Taft Family - Overview

Overview

The first known ancestor of the Taft family is Robert Taft, Sr., who was born about 1640 in England and died in 1725 in Mendon, Massachusetts. His wife Sarah was born in England, too; they married in 1668 in Braintree, Massachusetts. Robert Taft, Sr. began a homestead in what is today Uxbridge and was then Mendon, Massachusetts, circa 1680. His son, Robert Taft II, was a member of the founding Board of Selectmen for the new town of Uxbridge in 1727. A branch of the Massachusetts Taft family descended from Daniel Taft, son of Robert Taft, Sr., born at Braintree, 1677–1761, died at Mendon. Daniel, a justice of the peace in Mendon, had a son Josiah Taft, later of Uxbridge, who died in 1756. This branch of the Taft family claims America's first woman voter, Lydia Taft, and five generations of Massachusetts legislators and public servants beginning with Lydia's husband, Josiah Taft.
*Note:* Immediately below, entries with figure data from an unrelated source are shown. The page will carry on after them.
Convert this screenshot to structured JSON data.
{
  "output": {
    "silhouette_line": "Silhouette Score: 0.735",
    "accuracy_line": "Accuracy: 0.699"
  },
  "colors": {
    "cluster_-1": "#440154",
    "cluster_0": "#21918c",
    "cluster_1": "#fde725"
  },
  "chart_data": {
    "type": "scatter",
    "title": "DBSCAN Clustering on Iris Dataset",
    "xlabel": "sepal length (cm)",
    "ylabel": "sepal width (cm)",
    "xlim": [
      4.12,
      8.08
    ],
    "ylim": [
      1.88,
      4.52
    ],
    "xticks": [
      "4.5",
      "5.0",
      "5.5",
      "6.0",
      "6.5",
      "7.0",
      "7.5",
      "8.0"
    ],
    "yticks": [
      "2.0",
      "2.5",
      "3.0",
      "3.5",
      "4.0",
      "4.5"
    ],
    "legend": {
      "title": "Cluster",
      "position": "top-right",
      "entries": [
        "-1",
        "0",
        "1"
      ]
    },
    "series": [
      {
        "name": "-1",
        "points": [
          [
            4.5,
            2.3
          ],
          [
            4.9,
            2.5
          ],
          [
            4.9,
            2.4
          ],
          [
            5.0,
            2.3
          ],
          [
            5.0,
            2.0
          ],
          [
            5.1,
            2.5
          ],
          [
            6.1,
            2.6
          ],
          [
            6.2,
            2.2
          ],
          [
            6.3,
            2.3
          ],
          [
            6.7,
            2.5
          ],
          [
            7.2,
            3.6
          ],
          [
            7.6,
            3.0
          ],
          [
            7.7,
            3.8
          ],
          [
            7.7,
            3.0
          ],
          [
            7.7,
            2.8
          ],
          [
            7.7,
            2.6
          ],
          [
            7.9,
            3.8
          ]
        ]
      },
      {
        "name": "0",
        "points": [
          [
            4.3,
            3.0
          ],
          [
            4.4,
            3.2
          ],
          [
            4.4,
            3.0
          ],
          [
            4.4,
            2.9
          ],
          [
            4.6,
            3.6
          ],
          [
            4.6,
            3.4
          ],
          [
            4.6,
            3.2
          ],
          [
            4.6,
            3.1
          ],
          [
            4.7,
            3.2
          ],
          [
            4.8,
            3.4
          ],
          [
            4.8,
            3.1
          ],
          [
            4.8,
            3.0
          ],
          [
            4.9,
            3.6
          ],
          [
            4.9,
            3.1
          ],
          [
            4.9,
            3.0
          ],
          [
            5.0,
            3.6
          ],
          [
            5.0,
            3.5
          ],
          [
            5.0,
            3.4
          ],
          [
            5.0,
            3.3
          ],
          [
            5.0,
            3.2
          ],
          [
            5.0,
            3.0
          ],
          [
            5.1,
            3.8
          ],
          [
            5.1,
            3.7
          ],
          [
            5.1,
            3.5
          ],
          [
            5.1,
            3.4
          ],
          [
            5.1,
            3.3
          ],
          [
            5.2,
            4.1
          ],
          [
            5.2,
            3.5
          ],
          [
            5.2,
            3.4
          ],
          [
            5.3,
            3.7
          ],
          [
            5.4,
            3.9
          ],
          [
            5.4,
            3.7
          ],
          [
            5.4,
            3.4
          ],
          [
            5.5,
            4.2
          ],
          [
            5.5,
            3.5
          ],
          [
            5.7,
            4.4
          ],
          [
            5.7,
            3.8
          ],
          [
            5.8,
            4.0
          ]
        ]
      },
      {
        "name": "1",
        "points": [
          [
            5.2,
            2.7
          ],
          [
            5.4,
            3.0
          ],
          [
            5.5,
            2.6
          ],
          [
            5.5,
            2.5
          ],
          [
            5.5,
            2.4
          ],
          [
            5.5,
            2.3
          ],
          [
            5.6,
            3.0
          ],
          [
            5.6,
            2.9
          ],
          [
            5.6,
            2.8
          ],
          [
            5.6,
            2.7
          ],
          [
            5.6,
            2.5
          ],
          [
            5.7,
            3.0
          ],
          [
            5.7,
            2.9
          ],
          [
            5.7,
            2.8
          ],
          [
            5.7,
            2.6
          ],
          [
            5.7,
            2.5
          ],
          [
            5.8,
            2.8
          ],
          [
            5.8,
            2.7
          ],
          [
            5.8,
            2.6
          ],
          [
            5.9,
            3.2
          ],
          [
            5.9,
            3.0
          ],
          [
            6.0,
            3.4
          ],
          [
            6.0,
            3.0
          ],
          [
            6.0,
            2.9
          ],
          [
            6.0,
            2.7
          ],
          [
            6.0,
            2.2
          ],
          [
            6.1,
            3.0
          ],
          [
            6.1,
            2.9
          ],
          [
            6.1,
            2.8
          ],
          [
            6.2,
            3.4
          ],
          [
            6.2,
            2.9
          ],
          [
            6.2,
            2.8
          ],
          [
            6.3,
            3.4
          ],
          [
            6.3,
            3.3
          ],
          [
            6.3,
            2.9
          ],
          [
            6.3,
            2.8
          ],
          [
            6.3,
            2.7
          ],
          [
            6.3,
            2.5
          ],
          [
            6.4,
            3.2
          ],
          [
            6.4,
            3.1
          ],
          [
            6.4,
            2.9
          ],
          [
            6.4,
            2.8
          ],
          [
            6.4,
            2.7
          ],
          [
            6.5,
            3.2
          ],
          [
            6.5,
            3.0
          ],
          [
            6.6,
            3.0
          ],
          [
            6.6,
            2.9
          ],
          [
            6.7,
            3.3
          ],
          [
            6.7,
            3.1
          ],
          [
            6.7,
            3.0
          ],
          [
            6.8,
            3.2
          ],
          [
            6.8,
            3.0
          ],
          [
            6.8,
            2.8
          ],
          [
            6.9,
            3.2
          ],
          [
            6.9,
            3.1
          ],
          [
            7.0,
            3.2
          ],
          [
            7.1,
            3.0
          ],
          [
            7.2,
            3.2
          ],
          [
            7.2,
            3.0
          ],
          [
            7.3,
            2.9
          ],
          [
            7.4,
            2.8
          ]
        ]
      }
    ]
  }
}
Josiah's widow, Lydia, became "America's first woman voter", when she voted in three Uxbridge town meetings.

The Tafts were very prominently represented as soldiers in the Revolutionary War, mostly in the New England states. Peter Rawson Taft I was born in Uxbridge in 1785 and moved to Townshend, Vermont circa 1800. He became a Vermont state legislator. He died in Cincinnati, Hamilton County, Ohio. His son, Alphonso Taft, was born in Townshend, Vermont, and attended Yale University, where he founded the Skull and Bones society. He later was Secretary of War and Attorney General of the United States and the father of President William Howard Taft. Elmshade in Massachusetts was the site of Taft family reunions such as in 1874.